In this lab we are designing a Beta-Multiplier using the CD4007 chip.
We will be using the level 1 MOSFET model created from
Lab8
to generate our simulated data. The goal of this lab is to design
a BMR that can generate current mirrors with any additional transistor.
- Build your BMR
design and characterize it as you did in the pre-lab
To measure the designed BMR a 1k
resistor was used to measure the current. We want to compare the BMR's
current flow from the left side drain and right side drain to see if
the current has been properly mirrored.
| VDD | Left Side Current | Right Side Current |
| 1V | 0 | 0 |
| 2V | 102.4 uA | 93.6 uA |
| 3V | 500 uA | 477 uA |
| 4V | 1 mA | 970 uA |
| 5V | 1.5 mA | 1.53 mA |
| 6V | 1.9 mA | 2.1 mA |
| 7V | 2.25 mA | 2.7 mA |
| 8V | 2.6 mA | 3.4 mA |
| 9V | 2.9 mA | 4 mA |
| 10V | 3.2 mA | 4.7 mA |
From the simulation data we see that we should have expected a current
range between 0 A to 12uA. We see that for VDD at 1V and below we get
no current flow, both the measured data and simulated data match in
this case, however for higher VDD values the measurements are
incredibly off. This can be due to how the 1k resistor was used to
measure the current, there is a high chance that the resistor may have
effected the DC biasing which will give us wrong values for the
current. Another issue we see here is that with the measured data for
VDD values 7V and above the circuit no longer functions as a current
mirror. Meaning that the physical design of the circuit can only
operate between 0 V and 6 V without issues.
- You
expect the BMR to become unstable if there is a large capacitance
across the resistor, such as a scope probe (important), so care must be
exercised
To rectify this issue the multimeter was use, the wire probes used in
an multimeter has a capacitance much lower than the capacitance in the
scope probe. Therefore we will decrease our issues with instability.
- Use your BMR to
bias, and thus create, a:
- NMOS
current mirror
- PMOS
current mirror
- Measure how the
current varies through each current mirror as the voltage across the
mirror changes.
- Of
course the current in the NMOS (PMOS) current mirror goes to zero as the
voltage on the drain of the output device moves towards ground (VDD)
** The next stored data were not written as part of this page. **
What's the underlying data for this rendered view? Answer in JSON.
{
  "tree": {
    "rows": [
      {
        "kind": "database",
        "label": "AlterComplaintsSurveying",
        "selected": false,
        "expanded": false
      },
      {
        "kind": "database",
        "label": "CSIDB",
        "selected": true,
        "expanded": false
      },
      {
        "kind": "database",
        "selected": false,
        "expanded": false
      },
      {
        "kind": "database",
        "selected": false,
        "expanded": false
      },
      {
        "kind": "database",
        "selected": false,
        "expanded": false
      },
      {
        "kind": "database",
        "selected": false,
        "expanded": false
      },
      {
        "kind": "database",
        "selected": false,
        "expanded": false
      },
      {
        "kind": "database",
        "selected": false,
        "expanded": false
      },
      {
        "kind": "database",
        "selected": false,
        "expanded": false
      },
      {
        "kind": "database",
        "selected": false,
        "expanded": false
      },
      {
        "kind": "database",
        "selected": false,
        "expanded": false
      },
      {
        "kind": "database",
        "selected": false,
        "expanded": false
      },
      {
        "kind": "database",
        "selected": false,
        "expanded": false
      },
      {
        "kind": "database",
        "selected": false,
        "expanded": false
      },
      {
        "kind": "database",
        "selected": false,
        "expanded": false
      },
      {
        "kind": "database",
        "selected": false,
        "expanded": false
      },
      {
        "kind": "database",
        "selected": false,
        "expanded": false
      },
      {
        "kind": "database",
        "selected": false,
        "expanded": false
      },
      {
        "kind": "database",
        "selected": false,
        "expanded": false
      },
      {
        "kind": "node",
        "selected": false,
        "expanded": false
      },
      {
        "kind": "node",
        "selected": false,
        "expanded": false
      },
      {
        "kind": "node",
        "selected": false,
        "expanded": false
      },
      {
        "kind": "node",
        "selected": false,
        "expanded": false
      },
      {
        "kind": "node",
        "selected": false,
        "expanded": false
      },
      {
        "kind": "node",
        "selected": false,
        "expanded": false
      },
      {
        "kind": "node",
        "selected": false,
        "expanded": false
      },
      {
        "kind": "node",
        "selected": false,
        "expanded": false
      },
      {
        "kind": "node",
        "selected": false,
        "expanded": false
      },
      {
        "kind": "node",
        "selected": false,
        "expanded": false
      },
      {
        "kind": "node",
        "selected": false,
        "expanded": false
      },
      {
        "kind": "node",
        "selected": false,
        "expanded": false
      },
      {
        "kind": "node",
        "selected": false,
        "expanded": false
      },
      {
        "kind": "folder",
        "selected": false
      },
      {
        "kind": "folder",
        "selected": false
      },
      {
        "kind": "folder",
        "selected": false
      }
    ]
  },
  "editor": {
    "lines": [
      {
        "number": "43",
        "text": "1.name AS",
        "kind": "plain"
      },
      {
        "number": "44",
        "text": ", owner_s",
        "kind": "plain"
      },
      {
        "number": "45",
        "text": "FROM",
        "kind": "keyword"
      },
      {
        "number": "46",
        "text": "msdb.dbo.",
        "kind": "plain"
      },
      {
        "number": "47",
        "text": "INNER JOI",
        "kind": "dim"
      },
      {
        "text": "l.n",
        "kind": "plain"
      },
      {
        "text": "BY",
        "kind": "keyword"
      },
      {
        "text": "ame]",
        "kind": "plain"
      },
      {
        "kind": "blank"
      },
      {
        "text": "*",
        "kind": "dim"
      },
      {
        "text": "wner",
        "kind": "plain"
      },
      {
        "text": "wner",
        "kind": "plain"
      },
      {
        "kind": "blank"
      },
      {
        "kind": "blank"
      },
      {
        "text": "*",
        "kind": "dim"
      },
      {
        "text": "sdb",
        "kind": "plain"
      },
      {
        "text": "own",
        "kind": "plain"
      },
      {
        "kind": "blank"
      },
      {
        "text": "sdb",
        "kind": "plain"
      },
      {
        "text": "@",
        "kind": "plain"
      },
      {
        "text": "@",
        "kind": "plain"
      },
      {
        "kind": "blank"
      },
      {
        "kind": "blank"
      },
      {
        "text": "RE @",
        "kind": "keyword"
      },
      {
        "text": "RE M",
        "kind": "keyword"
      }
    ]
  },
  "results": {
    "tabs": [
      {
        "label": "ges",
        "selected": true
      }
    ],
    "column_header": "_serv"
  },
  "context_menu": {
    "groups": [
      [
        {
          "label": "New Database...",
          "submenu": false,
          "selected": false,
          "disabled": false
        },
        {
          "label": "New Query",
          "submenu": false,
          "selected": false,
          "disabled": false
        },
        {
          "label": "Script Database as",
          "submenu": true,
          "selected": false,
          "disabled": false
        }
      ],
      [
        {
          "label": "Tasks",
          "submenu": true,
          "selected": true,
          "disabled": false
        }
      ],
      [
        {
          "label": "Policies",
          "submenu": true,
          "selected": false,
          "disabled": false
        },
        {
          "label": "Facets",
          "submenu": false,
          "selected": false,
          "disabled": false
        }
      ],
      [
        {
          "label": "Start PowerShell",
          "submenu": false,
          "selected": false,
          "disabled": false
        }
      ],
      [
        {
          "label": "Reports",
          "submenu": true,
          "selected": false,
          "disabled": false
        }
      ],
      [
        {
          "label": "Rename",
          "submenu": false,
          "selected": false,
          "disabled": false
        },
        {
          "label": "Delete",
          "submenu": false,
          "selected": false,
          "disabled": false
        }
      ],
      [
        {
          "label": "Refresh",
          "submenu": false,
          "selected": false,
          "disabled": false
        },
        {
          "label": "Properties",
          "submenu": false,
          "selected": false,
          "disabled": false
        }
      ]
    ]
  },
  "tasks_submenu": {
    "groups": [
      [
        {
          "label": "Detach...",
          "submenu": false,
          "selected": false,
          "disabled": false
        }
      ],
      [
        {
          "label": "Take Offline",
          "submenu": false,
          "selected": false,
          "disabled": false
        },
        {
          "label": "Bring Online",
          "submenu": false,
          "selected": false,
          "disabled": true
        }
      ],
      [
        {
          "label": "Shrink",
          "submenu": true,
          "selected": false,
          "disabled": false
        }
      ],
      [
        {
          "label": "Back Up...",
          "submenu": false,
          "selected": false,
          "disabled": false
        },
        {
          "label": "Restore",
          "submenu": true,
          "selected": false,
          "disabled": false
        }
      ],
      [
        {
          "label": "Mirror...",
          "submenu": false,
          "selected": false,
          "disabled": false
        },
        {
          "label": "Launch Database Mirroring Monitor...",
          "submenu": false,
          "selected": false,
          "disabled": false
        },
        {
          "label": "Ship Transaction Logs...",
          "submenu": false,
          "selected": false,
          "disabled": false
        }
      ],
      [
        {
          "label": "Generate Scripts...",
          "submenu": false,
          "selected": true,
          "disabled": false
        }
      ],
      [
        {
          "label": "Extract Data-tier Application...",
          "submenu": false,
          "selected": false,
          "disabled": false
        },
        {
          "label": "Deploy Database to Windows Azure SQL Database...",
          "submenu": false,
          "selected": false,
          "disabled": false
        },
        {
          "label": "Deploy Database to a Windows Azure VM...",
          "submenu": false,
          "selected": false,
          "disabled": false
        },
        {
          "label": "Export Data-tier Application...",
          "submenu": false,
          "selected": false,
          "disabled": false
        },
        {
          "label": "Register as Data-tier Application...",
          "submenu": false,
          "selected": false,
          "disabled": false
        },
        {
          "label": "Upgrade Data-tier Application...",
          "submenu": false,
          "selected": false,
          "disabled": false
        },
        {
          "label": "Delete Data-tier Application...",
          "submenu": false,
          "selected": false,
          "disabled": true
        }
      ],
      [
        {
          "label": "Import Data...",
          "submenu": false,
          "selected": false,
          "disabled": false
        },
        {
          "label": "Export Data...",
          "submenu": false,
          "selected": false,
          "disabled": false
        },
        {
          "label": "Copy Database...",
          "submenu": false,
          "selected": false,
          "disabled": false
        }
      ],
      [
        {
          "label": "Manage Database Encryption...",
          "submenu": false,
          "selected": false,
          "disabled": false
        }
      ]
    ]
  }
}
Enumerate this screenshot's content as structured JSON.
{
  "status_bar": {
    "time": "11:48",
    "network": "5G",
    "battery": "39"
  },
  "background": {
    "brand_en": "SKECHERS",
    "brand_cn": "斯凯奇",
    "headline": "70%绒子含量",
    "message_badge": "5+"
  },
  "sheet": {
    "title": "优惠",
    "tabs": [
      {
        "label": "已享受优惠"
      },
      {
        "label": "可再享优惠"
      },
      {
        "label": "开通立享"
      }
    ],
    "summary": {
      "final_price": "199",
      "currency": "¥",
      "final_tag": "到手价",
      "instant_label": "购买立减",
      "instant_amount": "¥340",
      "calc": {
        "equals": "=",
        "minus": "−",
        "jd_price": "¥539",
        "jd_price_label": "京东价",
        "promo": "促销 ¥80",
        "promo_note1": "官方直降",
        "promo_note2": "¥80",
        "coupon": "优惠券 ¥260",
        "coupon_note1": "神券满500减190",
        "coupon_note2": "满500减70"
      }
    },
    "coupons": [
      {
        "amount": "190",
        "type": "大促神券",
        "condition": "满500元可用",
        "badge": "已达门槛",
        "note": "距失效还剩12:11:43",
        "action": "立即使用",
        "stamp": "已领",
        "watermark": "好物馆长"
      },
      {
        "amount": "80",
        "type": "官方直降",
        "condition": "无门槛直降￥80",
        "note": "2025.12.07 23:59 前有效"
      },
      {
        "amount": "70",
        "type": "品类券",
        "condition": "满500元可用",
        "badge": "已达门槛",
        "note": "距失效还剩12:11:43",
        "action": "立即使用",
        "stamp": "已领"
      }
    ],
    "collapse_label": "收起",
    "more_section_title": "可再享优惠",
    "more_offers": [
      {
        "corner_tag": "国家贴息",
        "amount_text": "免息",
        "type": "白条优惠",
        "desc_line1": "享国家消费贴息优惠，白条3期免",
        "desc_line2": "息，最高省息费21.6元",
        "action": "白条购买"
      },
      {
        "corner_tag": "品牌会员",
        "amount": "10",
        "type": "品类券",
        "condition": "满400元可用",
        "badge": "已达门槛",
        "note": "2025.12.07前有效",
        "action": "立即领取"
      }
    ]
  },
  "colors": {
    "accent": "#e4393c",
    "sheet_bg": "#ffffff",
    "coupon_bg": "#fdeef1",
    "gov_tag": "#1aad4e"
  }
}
| VDD | NMOS current mirror | PMOS current mirror |
| 1V | 0 | 0 |
| 2V | 0.193 uA | 0.285 uA |
| 3V | 0.38 uA | 0.5 uA |
| 4V | 1.29 uA | 0.8 uA |
| 5V | 5.2 uA | 4.1 uA |
| 6V | 11 uA | 14.3 uA |
| 7V | 17.5 uA | 19.6 uA |
| 8V | 34.4 uA | 26.7 uA |
| 9V | 47 uA | 36.2 uA |
| 10V | 64 uA | 42.7 uA |
The current flow through these current mirrors are closer
to what we should expect from the BMR circuit. As everything remains in
the micro amp range. The issue here is that we should expect that the
current mirrors for both the nmos and pmos to be the same, however with
the measurments we see that the pmos current wil very less than the
nmos current over VDD.
- Using these current mirrors drive two gate-drain connected transistors
- For the first experiment use the NMOS current mirror to drive two PMOS gate-drain connected devices.
- Use
the voltages on the gate-drain connection of the two devices to bias a
cascode current mirror (characterize this mirror as before)
- For the second experiment switch, that is, use the PMOS current mirror to drive two NMOS gate-drain connected devices.
- Again, use these two voltages to bias an NMOS cascode current mirror then characterize.
| VDD | PMOS driven cascode | NMOS driven cascode |
| 1V | 0 | 0 |
| 2V | 0.003 uA | 0.003 uA |
| 3V | 0.018 uA | 0.021 uA |
| 4V | 0.36 uA | 0.05 uA |
| 5V | 41.1 uA | 2 uA |
| 6V | 171 uA | 52 uA |
| 7V | 350 uA | 180 uA |
| 8V | 570 uA | 361 uA |
| 9V | 880 uA | 580 uA |
| 10V | 1.2 mA | 830 uA |
From the measured data we see that there is a clear issue when
VDD is above 5V. There is either an issue with how the cascodes where
implemented or with how the measurements where taken.